Come non rimanere ammirati? Come non pensare che Quentin Tarantino fosse il più grande genio dell’universo e che avrebbe cambiato la storia del cinema? Purtroppo, la realtà si è rivelata ben diversa e Pulp Fiction è rimasto l’unico film di Quentin Tarantino veramente originale.

Sì, lo so cosa state per dire, anche i suoi più acerrimi critici concordano sul fatto che il suo esordio, Le iene, sia un film straordinario. Beh, potrei essere d’accordo per l’ottimo cast, i dialoghi folgoranti e un ottimo utilizzo del minuscolo budget. Ma purtroppo la storia è una scopiazzatura (soprattutto nell’ultima mezz’ora) di City On Fire di Ringo Lam, una pellicola del 1987 con Chow Yun-Fat. Il plagio è assolutamente clamoroso, ben superiore alla tesi di chi sostiene (forse perché non ha visto l’originale?) che riguardi soltanto un punto centrale della trama. E la scusa di Tarantino (“io rubo da tutti i film che ho visto”) sembra più un manifesto del filesharing, piuttosto che una spiegazione adeguata all’evento (chissà perché, non parlava di questo film prima di essere scoperto).

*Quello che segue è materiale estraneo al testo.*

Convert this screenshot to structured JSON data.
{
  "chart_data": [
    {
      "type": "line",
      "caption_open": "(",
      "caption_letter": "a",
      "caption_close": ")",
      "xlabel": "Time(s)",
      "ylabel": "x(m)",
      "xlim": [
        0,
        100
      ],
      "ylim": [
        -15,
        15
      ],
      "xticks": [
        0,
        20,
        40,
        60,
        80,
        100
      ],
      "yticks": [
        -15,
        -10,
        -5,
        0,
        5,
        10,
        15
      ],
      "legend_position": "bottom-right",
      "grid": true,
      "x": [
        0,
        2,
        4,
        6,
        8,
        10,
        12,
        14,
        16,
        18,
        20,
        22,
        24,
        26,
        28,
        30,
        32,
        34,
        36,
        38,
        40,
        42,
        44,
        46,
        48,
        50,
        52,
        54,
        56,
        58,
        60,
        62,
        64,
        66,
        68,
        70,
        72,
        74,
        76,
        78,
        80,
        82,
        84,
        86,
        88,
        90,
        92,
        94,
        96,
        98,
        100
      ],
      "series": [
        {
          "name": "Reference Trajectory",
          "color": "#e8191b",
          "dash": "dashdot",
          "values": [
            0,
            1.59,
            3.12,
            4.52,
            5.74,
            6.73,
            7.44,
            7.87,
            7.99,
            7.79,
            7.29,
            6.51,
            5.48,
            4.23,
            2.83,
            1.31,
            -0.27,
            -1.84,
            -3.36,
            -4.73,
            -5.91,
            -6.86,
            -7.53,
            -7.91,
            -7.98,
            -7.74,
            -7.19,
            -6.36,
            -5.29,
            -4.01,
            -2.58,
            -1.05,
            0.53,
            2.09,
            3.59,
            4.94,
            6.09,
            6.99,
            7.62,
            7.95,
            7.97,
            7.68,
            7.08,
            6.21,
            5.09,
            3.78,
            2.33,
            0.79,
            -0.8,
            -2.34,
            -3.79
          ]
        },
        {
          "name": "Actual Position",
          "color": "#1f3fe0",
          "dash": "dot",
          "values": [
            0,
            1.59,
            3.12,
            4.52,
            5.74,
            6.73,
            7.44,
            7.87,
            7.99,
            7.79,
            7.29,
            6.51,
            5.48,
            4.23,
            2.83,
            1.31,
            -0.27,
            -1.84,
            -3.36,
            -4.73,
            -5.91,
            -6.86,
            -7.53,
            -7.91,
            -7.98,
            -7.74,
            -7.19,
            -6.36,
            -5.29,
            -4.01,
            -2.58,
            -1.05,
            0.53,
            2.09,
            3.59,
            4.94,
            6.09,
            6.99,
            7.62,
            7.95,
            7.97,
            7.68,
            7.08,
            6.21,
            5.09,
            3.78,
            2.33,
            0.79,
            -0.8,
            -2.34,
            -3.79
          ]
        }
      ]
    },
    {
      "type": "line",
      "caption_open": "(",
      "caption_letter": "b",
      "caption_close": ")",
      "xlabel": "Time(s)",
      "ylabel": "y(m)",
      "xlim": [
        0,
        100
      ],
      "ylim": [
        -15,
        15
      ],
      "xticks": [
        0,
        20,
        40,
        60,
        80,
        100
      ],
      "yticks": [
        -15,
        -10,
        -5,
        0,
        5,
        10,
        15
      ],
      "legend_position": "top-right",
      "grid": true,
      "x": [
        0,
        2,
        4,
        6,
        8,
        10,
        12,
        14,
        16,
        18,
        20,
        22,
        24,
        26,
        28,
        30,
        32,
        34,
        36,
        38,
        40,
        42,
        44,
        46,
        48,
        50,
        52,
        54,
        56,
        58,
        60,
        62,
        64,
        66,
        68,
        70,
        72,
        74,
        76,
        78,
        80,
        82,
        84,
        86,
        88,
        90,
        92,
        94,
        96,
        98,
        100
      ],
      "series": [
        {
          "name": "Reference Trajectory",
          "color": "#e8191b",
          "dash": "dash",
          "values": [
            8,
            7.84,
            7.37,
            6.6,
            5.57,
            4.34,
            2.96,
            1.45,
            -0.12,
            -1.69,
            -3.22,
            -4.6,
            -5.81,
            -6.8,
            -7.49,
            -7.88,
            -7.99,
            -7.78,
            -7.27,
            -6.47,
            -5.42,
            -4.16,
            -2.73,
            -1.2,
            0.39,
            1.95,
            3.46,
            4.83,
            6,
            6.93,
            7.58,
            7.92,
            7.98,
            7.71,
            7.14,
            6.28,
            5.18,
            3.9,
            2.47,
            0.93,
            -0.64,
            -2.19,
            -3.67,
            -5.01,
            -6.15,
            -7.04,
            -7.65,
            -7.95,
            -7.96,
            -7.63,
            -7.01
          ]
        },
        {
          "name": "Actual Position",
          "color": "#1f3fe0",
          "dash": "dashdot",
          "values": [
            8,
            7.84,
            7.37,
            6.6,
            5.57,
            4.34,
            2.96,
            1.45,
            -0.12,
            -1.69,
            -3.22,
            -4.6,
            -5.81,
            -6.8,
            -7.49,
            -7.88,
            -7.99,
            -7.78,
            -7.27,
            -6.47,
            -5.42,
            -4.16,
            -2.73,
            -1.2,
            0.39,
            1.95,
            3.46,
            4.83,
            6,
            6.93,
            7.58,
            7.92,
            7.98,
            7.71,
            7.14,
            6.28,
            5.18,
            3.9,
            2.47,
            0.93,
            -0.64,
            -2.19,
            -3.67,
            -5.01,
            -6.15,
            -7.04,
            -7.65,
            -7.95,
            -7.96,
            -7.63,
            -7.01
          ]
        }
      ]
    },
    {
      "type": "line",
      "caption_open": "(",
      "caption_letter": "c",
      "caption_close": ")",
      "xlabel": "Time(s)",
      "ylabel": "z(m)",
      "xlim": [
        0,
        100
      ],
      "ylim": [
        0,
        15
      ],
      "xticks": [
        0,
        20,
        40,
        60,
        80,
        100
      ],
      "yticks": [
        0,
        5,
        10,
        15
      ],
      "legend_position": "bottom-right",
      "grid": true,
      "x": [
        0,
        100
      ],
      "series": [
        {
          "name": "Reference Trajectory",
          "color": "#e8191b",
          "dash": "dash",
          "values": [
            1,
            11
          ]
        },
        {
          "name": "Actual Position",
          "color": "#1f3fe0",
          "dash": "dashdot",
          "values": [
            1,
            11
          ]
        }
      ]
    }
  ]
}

Comunque sia, dopo l’enorme successo di Pulp Fiction (sicuramente uno dei film degli ultimi trent’anni che hanno più influenzato il mondo del cinema), qualcosa deve essere scattato nella testa di Tarantino. L’impressione è stata quella di vedere un romanziere che, dopo un esordio folgorante acclamato dalla critica, ha una grande paura di fallire e di non essere all’altezza delle aspettative.
Ma Tarantino attraversa questa fase in maniera particolare. Invece di limitarsi a curare i suoi film, si svende in maniera assurda ad altri registi (quasi tutti insignificanti) e/o accetta che progetti di altri vengano spacciati per suoi.
E il bello è che la critica continua a sbavare. Se Tarantino enuncia una singolare tesi su Top Gun (peraltro non sua, ma di Roger Avary, cosceneggiatore di Pulp Fiction) ne Il tuo amico nel mio letto, tutti ne parlano. Se partecipa ad una pellicola insignificante come Mister Destiny (distribuita in Italia solo per la sua presenza), sembra che questa debba essere candidata all’Oscar.

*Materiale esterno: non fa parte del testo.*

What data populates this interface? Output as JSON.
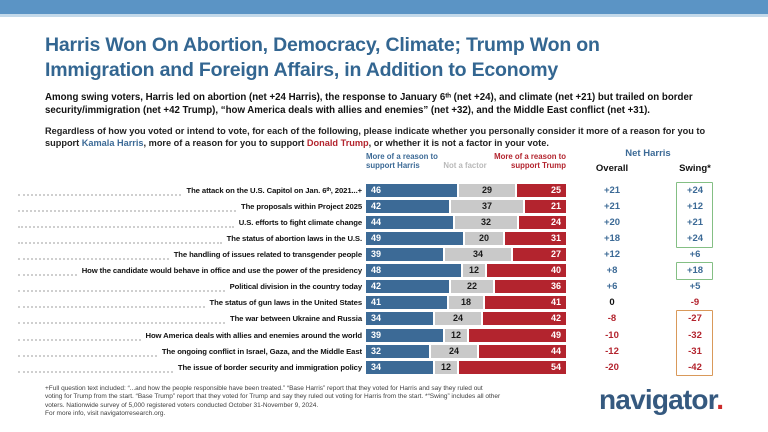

Ma l’anno dopo arriva Four Rooms. E qui, anche la critica più benevola inizia a togliersi le fette di prosciutto dagli occhi. L’episodio di Robert Rodriguez è il più divertente, mentre quelli di Allison Anders e Alexandre Rockwell sono decisamente insignificanti. Ma il lavoro di Tarantino è il più preoccupante ed è l’emblema di tutta la sua carriera futura, fatta quasi esclusivamente di citazioni. Infatti, non si tratta di altro che di una riflessione (si fa per dire) su un celebre episodio della serie Alfred Hitchcok presenta, che Tarantino allunga a dismisura, dando l’impressione di raccontare una barzelletta di mezz’ora (per chi volesse saperne di più sulla lavorazione di questo film – e in generale sul mondo indipendente rappresentato da questi quattro registi - consiglio il libro di Peter Biskind Down and Dirty Pictures).
Ma l’esempio più eclatante di questa confusione è Dal tramonto all’alba. Iniziando un trend che purtroppo verrà ripetuto in seguito (con pellicole come Hostel e Hero), il suo nome (magari con la formula “Quentin Tarantino presenta”) è in testa ai cartelloni, come se fosse lui il regista e non Robert Rodriguez. Il gioco è semplice: facciamo pensare al pubblico che si tratta del nuovo prodotto del genio e raddoppiamo (a dir poco) gli incassi. Peccato che così si truffano gli spettatori, che ad un certo punto si stancano. Anche perché Dal tramonto all’alba, in precario equlibrio tra film di rapina e horror movie, non funziona benissimo (spacciarlo come un omaggio a Lucio Fulci e utilizzare una tonnellata di effetti digitali, da questo punto di vista, è una bestemmia).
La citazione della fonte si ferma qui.